I am trying to write a function that receives a list of data frames, then check if those data frames have the same features (columns).
So, First I need to read each data frame from the list, then extract its columns' names and store these names in another list. Finally, compare these lists and return true if they are equaled. I don't reach the comparison step yet, because there is an issue in extracting the names of the columns.

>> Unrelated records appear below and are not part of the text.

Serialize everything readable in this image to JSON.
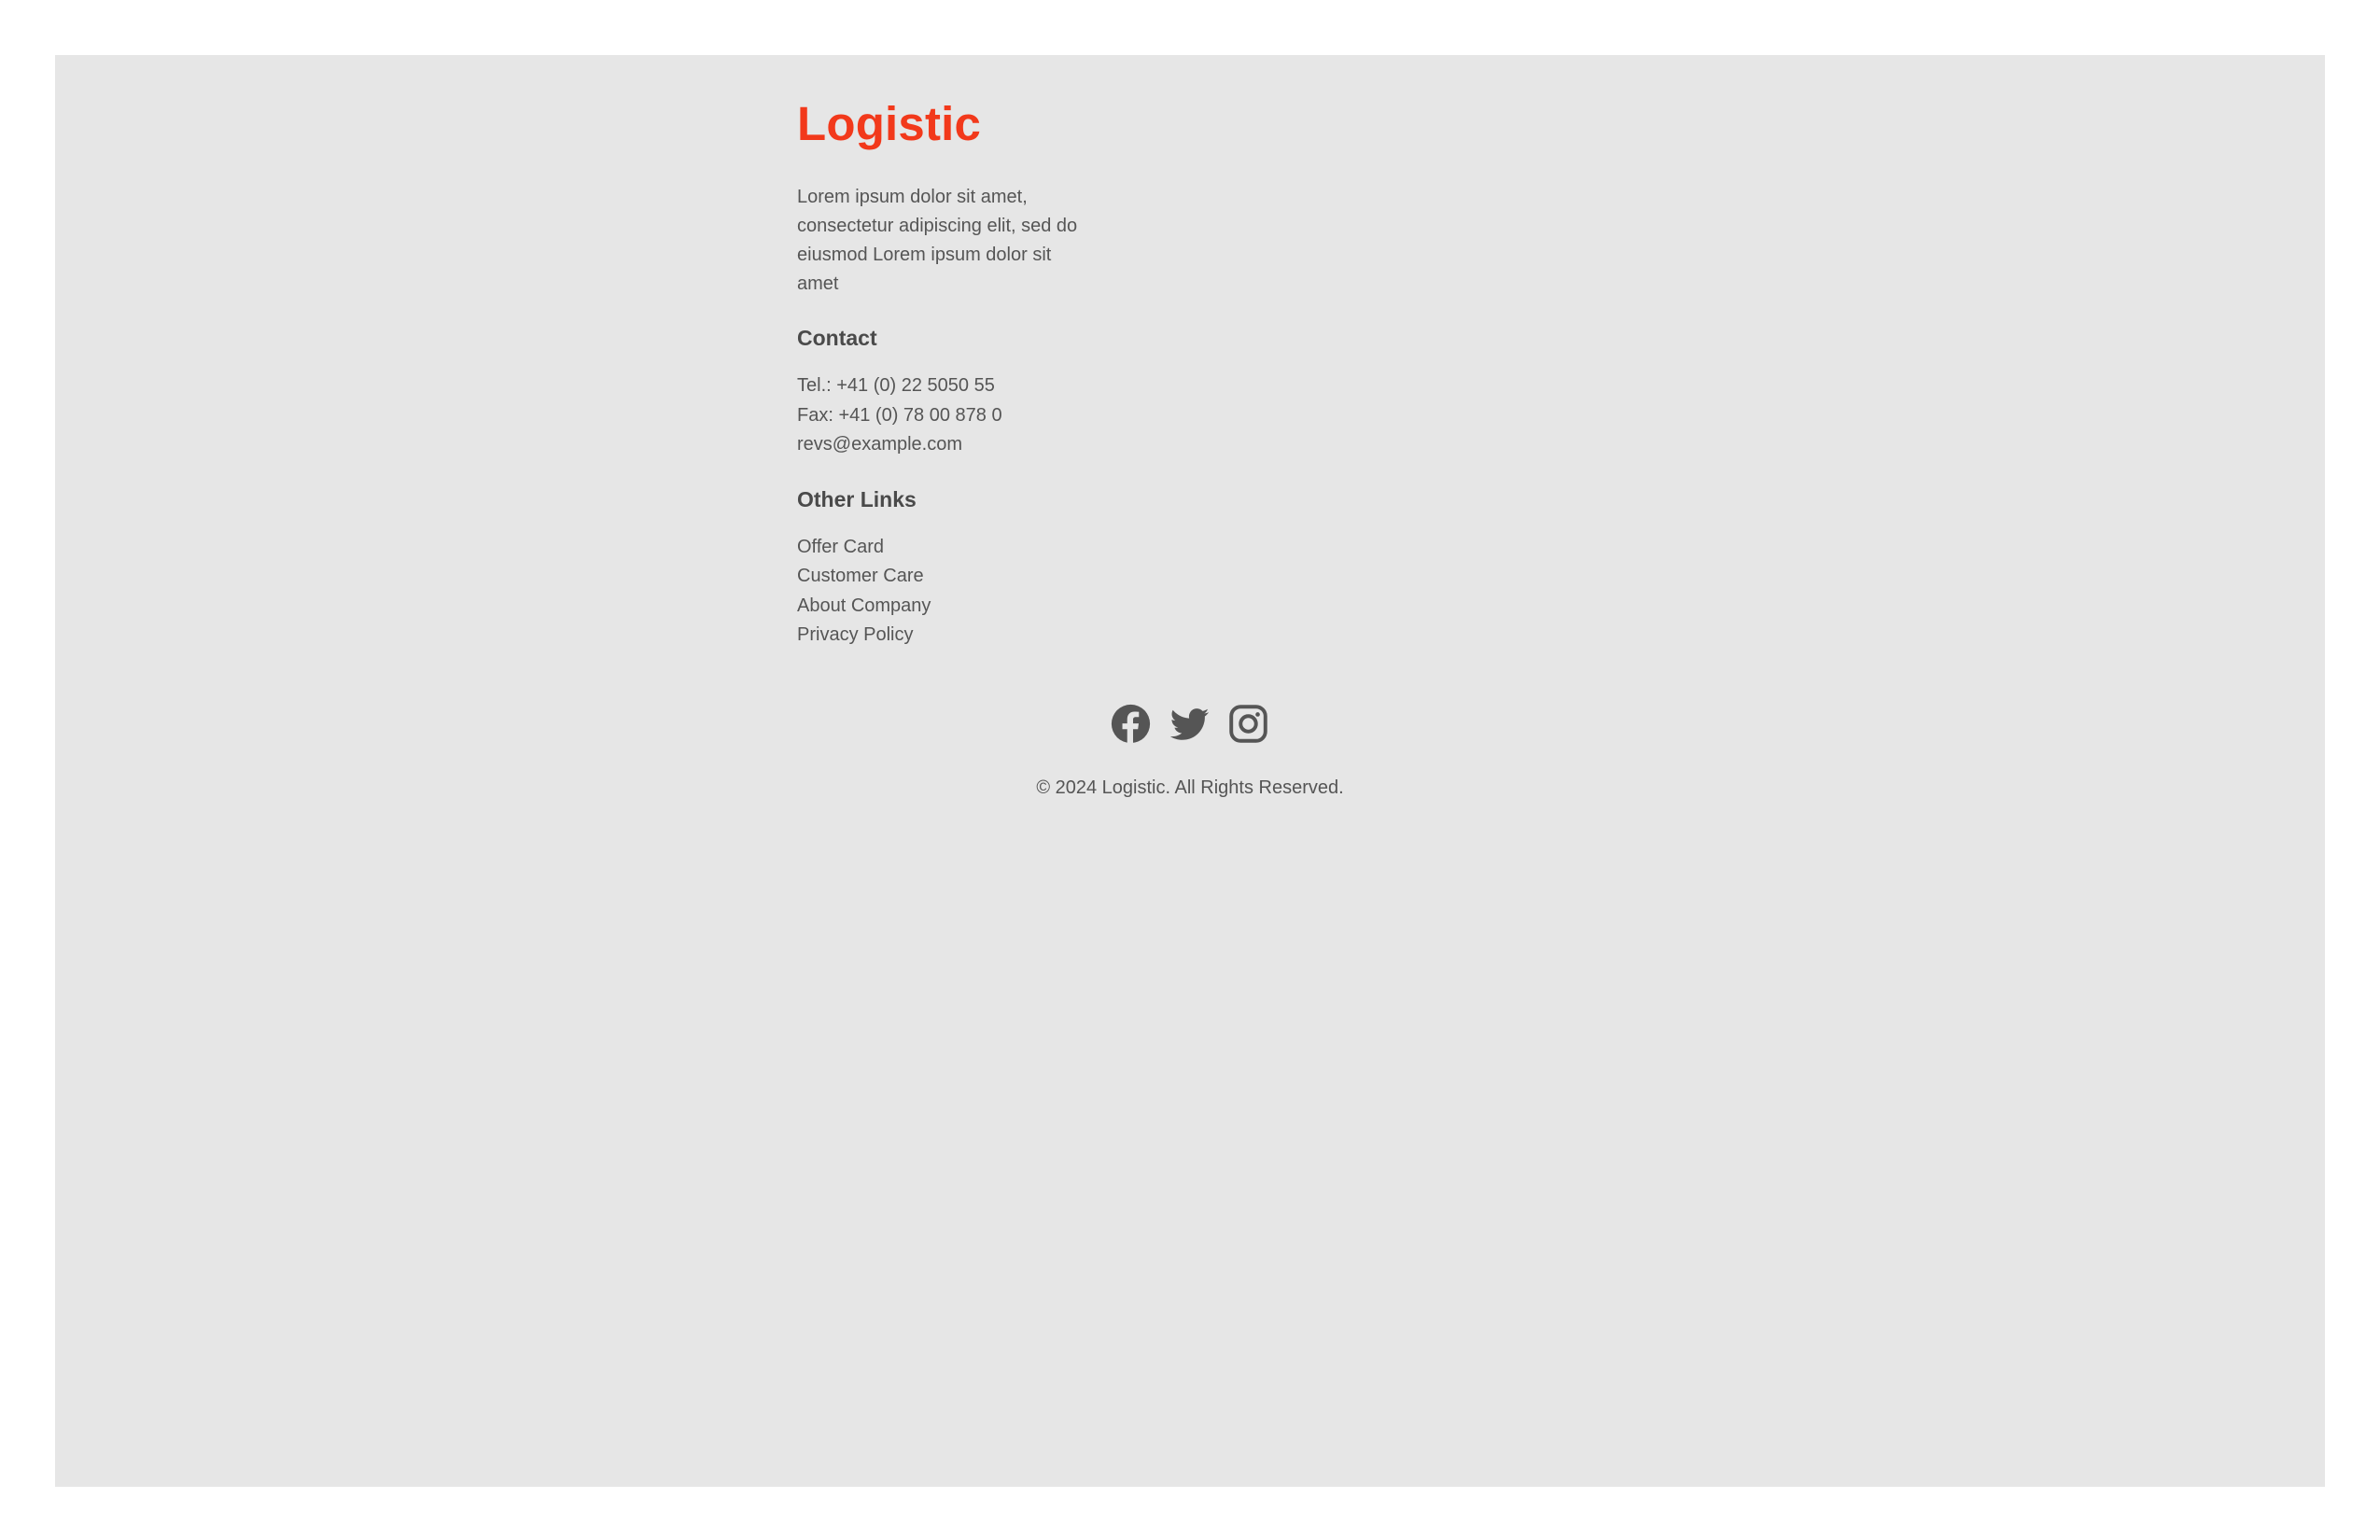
{
  "brand": {
    "title": "Logistic",
    "accent_color": "#f2391b",
    "description": "Lorem ipsum dolor sit amet, consectetur adipiscing elit, sed do eiusmod Lorem ipsum dolor sit amet"
  },
  "contact": {
    "heading": "Contact",
    "items": [
      "Tel.: +41 (0) 22 5050 55",
      "Fax: +41 (0) 78 00 878 0",
      "revs@example.com"
    ]
  },
  "other_links": {
    "heading": "Other Links",
    "items": [
      "Offer Card",
      "Customer Care",
      "About Company",
      "Privacy Policy"
    ]
  },
  "social": {
    "icons": [
      "facebook-icon",
      "twitter-icon",
      "instagram-icon"
    ]
  },
  "footer": {
    "copyright": "© 2024 Logistic. All Rights Reserved."
  }
}
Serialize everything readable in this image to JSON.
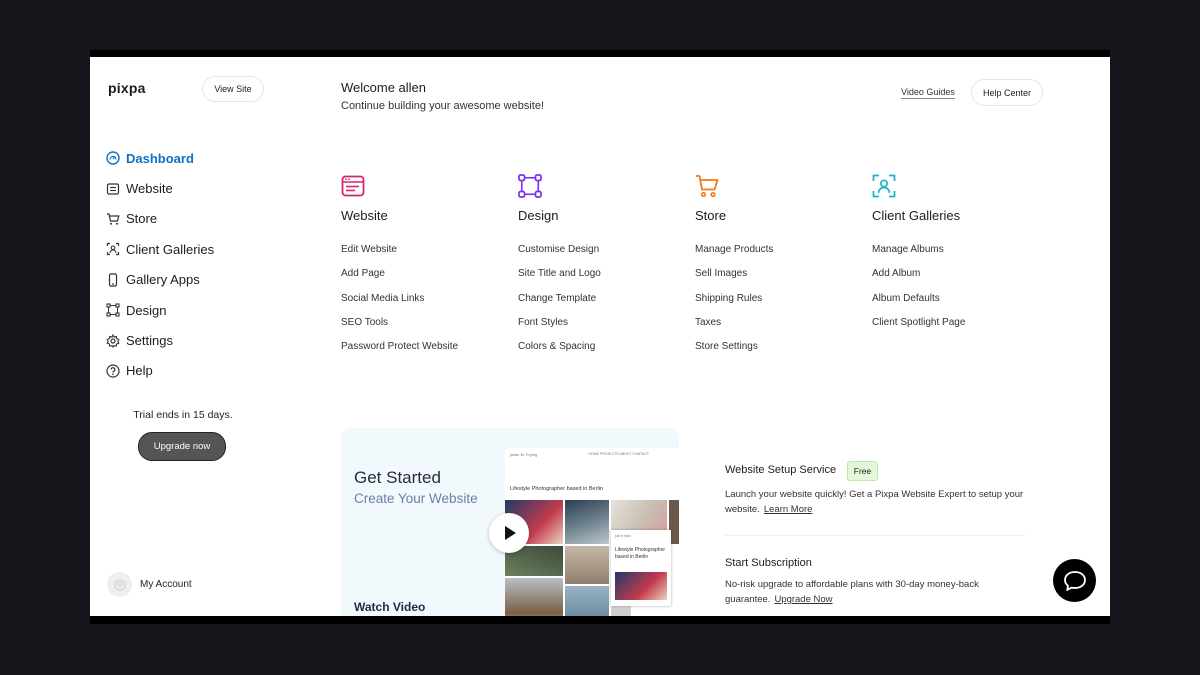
{
  "brand": {
    "logo": "pixpa",
    "view_site": "View Site"
  },
  "sidebar": {
    "items": [
      {
        "label": "Dashboard",
        "icon": "dashboard-icon",
        "active": true
      },
      {
        "label": "Website",
        "icon": "website-icon"
      },
      {
        "label": "Store",
        "icon": "cart-icon"
      },
      {
        "label": "Client Galleries",
        "icon": "client-galleries-icon"
      },
      {
        "label": "Gallery Apps",
        "icon": "mobile-icon"
      },
      {
        "label": "Design",
        "icon": "design-icon"
      },
      {
        "label": "Settings",
        "icon": "gear-icon"
      },
      {
        "label": "Help",
        "icon": "help-icon"
      }
    ],
    "trial_text": "Trial ends in 15 days.",
    "upgrade_label": "Upgrade now",
    "account_label": "My Account"
  },
  "header": {
    "welcome": "Welcome allen",
    "subtitle": "Continue building your awesome website!",
    "video_guides": "Video Guides",
    "help_center": "Help Center"
  },
  "columns": [
    {
      "title": "Website",
      "color": "#d6246e",
      "links": [
        "Edit Website",
        "Add Page",
        "Social Media Links",
        "SEO Tools",
        "Password Protect Website"
      ]
    },
    {
      "title": "Design",
      "color": "#7b2ff2",
      "links": [
        "Customise Design",
        "Site Title and Logo",
        "Change Template",
        "Font Styles",
        "Colors & Spacing"
      ]
    },
    {
      "title": "Store",
      "color": "#f07b1c",
      "links": [
        "Manage Products",
        "Sell Images",
        "Shipping Rules",
        "Taxes",
        "Store Settings"
      ]
    },
    {
      "title": "Client Galleries",
      "color": "#1bb5c9",
      "links": [
        "Manage Albums",
        "Add Album",
        "Album Defaults",
        "Client Spotlight Page"
      ]
    }
  ],
  "get_started": {
    "title": "Get Started",
    "subtitle": "Create Your Website",
    "watch": "Watch Video",
    "preview_name": "julian M. Frying",
    "preview_menu": "HOME  PROJECTS  ABOUT  CONTACT",
    "preview_title": "Lifestyle Photographer based in Berlin",
    "inner_label": "juli m rilan",
    "inner_text": "Lifestyle Photographer based in Berlin"
  },
  "setup_service": {
    "title": "Website Setup Service",
    "badge": "Free",
    "text": "Launch your website quickly! Get a Pixpa Website Expert to setup your website.",
    "link": "Learn More"
  },
  "subscription": {
    "title": "Start Subscription",
    "text": "No-risk upgrade to affordable plans with 30-day money-back guarantee.",
    "link": "Upgrade Now"
  }
}
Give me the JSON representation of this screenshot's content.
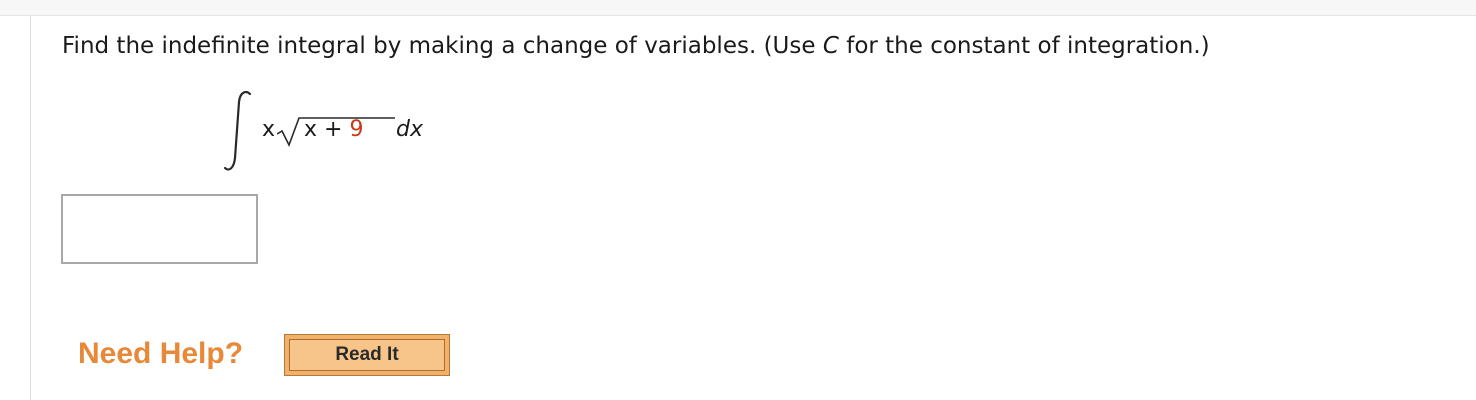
{
  "question": {
    "prefix": "Find the indefinite integral by making a change of variables. (Use ",
    "constant_symbol": "C",
    "suffix": " for the constant of integration.)"
  },
  "integral": {
    "outer_factor": "x",
    "radicand_var": "x",
    "radicand_op": " + ",
    "radicand_const": "9",
    "differential": "dx",
    "highlight_color": "#c8391c"
  },
  "answer": {
    "value": ""
  },
  "help": {
    "label": "Need Help?",
    "read_it_label": "Read It",
    "accent_color": "#e8893a"
  }
}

Here is the example I have tried:
# Basic libraries
import os
import pandas as pd
import numpy as np
def merge_df(lis):
df_list=[]
j=0
for i in lis:
name = "df" + str(j)
print(name)
name = pd.DataFrame(i)
name = name.values.tolist()
df_list.append(name)
j+=1
print(df_list)
data_dict = {'First':[100, 90, np.nan, np.nan],
'Second': [30, 45, 56, np.nan],
'Third':[np.nan, 40, 80, np.nan],
'Forth': [30,40,50,np.nan]}
df1 = pd.DataFrame(data_dict)
data_dict2 = {'First':[100, 90, 4,3],
'Second': [30, 45, 56,0],
'Third':[np.nan, 40, 80, 5],
'Forth': [30,40,50,np.nan]}
df2 = pd.DataFrame(data_dict2)
lis = [df21,df2]
#the size of lis is >= 2
merge_df(lis)
Since the two data frames have the same features First,Second,Third,Forth
, I expect that the function will return yes.
I am sure the problem in name = name.values.tolist()
because the data-frame is treated as a string. Also, the same in df_list.append(name)
.
Then, it's normal to get this error DataFrame constructor not properly called!
.
So, are there any issues with this function that I have to take care of?